We took the kids to the Market this Saturday. In retrospect I'm very glad this was their first experience, because they had to walk quite a far way from the parking lot and were frozen and crying by the time we got to the entrance. Thankfully they warmed up after a while inside the caves. Still, it's difficult for them to enjoy something just with their eyes. We did end up breaking a pig and had to pay for it. Too bad really, the pig was cute, but overpriced. The market and caves wind around in a serpentine pattern, from all I could tell. I was completely turned around after 20 minutes. In what seemed to be the middle part there was a cart with hot dogs, a restaurant and randomly a big screen TV with the kids favorite TV show, Little Einsteins. We would have stayed to watch and eat some lunch, but there was only one chair there which Ezra promptly occupied. He threw a bit of a fit when we decided to move, but wasn't nearly as outraged as Micah who didn't stop screaming until we reached the end of the caves and bought THE most delicious strawberry candy I have ever had.
Tired, cold, and hungry the kids cheered up after some lunch and more candy attached to a little toy that was given to them by a friendly waiter.

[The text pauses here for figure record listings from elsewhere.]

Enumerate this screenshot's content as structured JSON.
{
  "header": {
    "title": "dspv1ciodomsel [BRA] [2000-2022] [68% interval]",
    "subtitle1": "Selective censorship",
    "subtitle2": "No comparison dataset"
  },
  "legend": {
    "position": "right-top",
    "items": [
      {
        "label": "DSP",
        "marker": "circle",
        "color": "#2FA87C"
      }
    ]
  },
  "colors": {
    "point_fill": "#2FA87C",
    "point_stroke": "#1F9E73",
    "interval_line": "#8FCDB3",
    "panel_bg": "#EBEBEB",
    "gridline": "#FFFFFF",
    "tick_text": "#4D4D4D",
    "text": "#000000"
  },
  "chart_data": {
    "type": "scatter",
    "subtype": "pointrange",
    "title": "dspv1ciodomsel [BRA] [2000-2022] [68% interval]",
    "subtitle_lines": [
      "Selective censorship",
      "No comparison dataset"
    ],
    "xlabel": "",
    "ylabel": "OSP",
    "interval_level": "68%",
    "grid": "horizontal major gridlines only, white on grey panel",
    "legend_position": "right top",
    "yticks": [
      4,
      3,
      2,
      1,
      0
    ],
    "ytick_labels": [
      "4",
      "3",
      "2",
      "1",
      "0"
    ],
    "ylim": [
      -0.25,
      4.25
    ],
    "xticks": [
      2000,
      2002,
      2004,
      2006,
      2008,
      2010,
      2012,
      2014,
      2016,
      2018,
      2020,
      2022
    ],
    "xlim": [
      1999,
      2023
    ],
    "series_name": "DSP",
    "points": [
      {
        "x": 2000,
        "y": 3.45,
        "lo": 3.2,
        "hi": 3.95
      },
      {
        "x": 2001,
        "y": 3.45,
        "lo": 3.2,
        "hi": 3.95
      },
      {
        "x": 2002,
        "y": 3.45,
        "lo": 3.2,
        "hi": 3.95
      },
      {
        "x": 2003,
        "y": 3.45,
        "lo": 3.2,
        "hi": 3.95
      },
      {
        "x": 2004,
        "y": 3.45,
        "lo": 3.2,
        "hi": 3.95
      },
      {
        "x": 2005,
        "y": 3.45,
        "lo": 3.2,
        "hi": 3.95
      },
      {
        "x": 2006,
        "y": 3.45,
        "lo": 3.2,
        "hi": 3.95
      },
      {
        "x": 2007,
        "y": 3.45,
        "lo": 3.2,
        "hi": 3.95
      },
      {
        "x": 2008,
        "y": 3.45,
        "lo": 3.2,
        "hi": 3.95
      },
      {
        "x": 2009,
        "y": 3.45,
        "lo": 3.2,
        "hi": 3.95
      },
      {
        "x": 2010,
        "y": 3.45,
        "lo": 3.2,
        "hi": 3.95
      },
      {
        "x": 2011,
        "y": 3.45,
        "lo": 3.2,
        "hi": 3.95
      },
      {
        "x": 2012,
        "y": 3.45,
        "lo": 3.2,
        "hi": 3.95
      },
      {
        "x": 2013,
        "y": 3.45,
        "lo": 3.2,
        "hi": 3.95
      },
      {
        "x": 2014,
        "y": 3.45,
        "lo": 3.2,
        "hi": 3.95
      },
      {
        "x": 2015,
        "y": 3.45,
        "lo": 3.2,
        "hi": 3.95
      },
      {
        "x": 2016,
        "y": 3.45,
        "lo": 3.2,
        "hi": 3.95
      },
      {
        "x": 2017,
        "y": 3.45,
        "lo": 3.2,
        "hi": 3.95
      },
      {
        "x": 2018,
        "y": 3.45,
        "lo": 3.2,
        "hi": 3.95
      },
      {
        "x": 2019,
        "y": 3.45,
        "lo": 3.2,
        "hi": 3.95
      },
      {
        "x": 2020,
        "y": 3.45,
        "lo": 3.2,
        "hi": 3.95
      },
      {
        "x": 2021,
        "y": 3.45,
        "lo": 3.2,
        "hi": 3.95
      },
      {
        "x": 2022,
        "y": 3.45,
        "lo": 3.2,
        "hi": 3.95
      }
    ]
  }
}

I could tell you about the Christmas concert I attended at our church, but honestly I don't want to remember it. It was awful. Well, maybe I do want to remember how I got to take only Micah and Granny because Ezra was so keyed up and hyper from being up since 4 am that we left him home with Aaron, who wisely (or grumpily) declined attending. Micah had the time of his life banging his plastic fork to the beat of the music on the plastic plate. I was so proud of him for being able to keep time, that I didn't stop him from being noisy-ish. Later as it dragged on and on (honestly, even professionals keep it to an hour, and they kept on singing for almost 2 hours with us having to stare at the food waiting to be eaten), he got up and danced to the music and played happily with his best friend Kailea.
Just a note on my photo albums. If it seems that we favor Micah in the fotos, because there aren't many of Ezra, it's really just because as soon as I pull out the camera Ezra makes a mad dash for it trying to grab it, and it becomes very difficult to actually get him in a picture.